While the canonical tag is pretty fricken cool, it is only a 90% solution, in that you can still run into issues with metrics tracking with all the extra parameters on your website. The best solution would be to update your infrastructure to trap these tracking parameters, create a cookie, and then use a 301 redirect to redirect the URL to the canonical version. However, this can be a prohibitive amount of work for that extra 10% gain, so many people prefer to start with the canonical tag.
As for your second question, generally you don't want to remove these URLs from Google if people are linking to them. By using the canonical tag, you achieve the same goal, but don't loose any value of the inbound links to your website.
For more information about the canonical tag, and the specific issues & solutions, check out this article I wrote on it here: http://janeandrobot.com/library/url-referrer-tracking.

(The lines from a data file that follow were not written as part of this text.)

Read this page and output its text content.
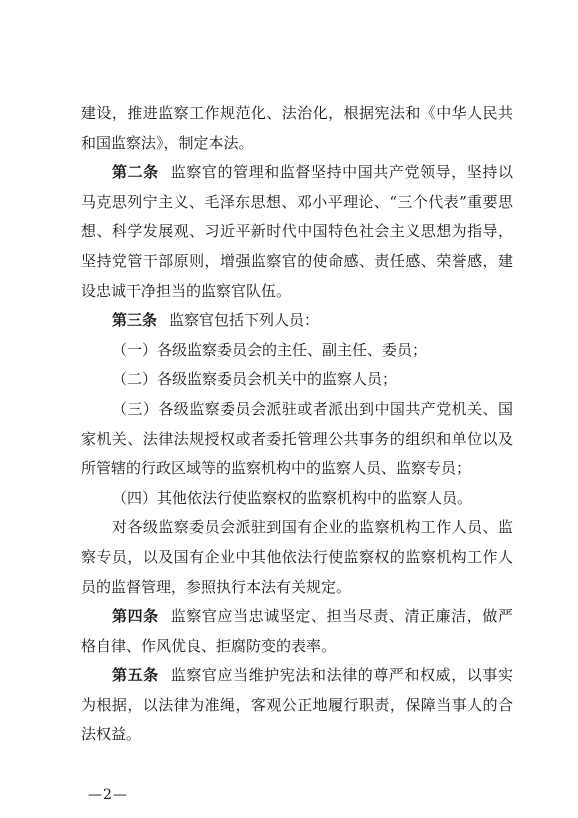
建设，推进监察工作规范化、法治化，根据宪法和《中华人民共和国监察法》，制定本法。

第二条 监察官的管理和监督坚持中国共产党领导，坚持以马克思列宁主义、毛泽东思想、邓小平理论、“三个代表”重要思想、科学发展观、习近平新时代中国特色社会主义思想为指导，坚持党管干部原则，增强监察官的使命感、责任感、荣誉感，建设忠诚干净担当的监察官队伍。

第三条 监察官包括下列人员：

（一）各级监察委员会的主任、副主任、委员；

（二）各级监察委员会机关中的监察人员；

（三）各级监察委员会派驻或者派出到中国共产党机关、国家机关、法律法规授权或者委托管理公共事务的组织和单位以及所管辖的行政区域等的监察机构中的监察人员、监察专员；

（四）其他依法行使监察权的监察机构中的监察人员。

对各级监察委员会派驻到国有企业的监察机构工作人员、监察专员，以及国有企业中其他依法行使监察权的监察机构工作人员的监督管理，参照执行本法有关规定。

第四条 监察官应当忠诚坚定、担当尽责、清正廉洁，做严格自律、作风优良、拒腐防变的表率。

第五条 监察官应当维护宪法和法律的尊严和权威，以事实为根据，以法律为准绳，客观公正地履行职责，保障当事人的合法权益。

—2—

Google Webmaster Tools will tell you about duplicate titles and other issues that Google see that are being caused by "duplicates" that are really the same page being served up with two different URL versions. I suggest trying to make sure the number of errors listed in Webmaster Tools account under duplicate titles is as close to zero as possible.

How Can I Deal With Those Dead Links After Revamping My Web Site?

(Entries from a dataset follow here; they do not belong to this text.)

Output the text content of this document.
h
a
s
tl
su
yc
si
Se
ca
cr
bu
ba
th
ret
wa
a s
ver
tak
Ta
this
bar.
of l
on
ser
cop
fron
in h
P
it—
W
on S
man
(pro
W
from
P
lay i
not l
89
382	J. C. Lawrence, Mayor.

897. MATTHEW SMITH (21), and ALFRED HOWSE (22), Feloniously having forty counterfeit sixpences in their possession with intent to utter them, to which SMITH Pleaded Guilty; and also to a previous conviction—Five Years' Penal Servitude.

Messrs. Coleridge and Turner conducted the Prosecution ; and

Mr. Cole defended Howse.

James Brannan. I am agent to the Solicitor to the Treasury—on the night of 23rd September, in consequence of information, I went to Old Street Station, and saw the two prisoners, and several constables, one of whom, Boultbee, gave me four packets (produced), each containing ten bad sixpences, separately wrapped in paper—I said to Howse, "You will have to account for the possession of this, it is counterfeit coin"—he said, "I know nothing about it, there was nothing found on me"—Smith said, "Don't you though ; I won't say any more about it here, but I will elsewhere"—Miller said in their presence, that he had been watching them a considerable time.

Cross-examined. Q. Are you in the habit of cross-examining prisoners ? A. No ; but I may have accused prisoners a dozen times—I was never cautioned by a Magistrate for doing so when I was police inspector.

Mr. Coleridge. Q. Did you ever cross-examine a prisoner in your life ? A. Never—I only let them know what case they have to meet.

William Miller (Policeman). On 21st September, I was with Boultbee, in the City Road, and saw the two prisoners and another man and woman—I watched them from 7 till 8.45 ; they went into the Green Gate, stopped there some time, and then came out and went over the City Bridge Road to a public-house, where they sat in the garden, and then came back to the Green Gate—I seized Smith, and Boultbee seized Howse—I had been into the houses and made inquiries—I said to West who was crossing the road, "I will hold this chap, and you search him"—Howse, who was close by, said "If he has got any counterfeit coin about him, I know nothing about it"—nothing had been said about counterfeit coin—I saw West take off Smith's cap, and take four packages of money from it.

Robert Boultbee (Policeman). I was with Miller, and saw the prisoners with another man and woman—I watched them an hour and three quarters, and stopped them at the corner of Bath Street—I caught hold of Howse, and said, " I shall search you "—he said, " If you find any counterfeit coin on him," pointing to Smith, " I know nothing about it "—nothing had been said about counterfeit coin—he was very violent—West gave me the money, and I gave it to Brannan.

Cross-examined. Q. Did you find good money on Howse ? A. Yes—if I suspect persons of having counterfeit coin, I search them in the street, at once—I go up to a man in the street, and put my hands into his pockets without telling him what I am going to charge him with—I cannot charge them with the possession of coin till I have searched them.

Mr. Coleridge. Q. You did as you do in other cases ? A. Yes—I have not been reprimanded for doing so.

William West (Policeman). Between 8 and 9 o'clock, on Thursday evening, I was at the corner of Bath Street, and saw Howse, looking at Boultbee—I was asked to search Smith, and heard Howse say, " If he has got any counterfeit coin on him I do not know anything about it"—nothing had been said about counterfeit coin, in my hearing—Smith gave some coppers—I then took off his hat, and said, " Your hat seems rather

Couple of months ago, we revamped our web site. We adopted totally new site structure, specifically merged several pages into one. Everything looks charming.
However, there are lots of dead links which produce a large number of 404 errors.

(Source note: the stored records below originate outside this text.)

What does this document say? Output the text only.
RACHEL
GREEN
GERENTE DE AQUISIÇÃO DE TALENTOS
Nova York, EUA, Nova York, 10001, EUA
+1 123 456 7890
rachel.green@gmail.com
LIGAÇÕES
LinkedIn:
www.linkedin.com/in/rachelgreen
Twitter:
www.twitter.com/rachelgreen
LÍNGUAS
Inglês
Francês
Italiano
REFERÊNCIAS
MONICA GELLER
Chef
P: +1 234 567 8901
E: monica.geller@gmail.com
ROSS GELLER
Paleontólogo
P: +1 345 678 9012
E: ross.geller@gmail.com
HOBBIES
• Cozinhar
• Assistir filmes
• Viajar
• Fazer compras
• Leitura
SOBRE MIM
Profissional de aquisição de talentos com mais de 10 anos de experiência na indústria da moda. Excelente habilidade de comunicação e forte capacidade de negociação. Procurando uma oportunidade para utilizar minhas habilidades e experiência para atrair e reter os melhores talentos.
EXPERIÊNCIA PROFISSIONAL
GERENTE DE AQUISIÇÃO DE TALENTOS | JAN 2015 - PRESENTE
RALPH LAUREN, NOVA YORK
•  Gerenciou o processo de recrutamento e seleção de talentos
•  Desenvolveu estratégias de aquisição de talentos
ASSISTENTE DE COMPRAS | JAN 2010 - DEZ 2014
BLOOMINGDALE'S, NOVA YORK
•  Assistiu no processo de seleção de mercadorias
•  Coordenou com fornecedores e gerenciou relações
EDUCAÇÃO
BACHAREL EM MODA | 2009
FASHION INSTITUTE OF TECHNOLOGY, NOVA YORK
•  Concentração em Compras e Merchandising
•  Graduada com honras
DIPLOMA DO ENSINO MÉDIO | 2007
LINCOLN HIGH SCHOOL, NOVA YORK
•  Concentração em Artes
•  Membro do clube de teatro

So how can I do with it? If I leave it alone, could it bite back someday, say eating up my pr?
One basic option is using 301 redirect, however it is almost impossible considering the number of it.
So is there any workaround? Thanks for your considering!
301 is an excellent idea.
Consider you can take advantage of global configurations to map a group of pages. You don't necessary need to write one redirect for every 404.
For example, if you removed the http://example/foo folder, using Apache you can write the following configuration
RedirectMatch 301 ^/foo/(.*)$ http://example.org/
to catch all 404 generated from the removed folder.
Also, consider to redirect selectively. You can use Google Webmaster Tools to check which 404 URI are receiving the highest number inbound links and create a redirect configuration only for those.
Chances are the number of redirection rules you need to create will decrease drastically.
301 is definitely the correct route to go down to preserve your page rank.
Alternatively, you could catch 404 errors and redirect either to a "This content has moved" type page, or your home page. If you do this I would still recommend cherry picking busy pages and important content and setting up 301s for these - then you can preserve PR on your most important content, and deal gracefully with the rest of the dead links...
I agree with the other posts - using mod_rewrite you can remap URLs and return 301s. Note - it's possible to call an external program or database with mod_rewrite - so there's a lot you can do there.
If your new and old site don't follow any remapable pattern, then I suggest you make your 404 page as useful as possible. Google has a widget which will suggest the page the user is probably looking for. This works well once Google has spidered your new site.
Along with the other 301 suggestions, you could also split the requested url string into a search string routing to your default search page (if you have one) passing those parameters automatically to the search.
For example, if someone tries to visit http://example.com/2009/01/new-years-was-a-blast, this would route to your search page and automatically search for "new years was a blast" returning the best result for those key words and hopefully your most relevant article.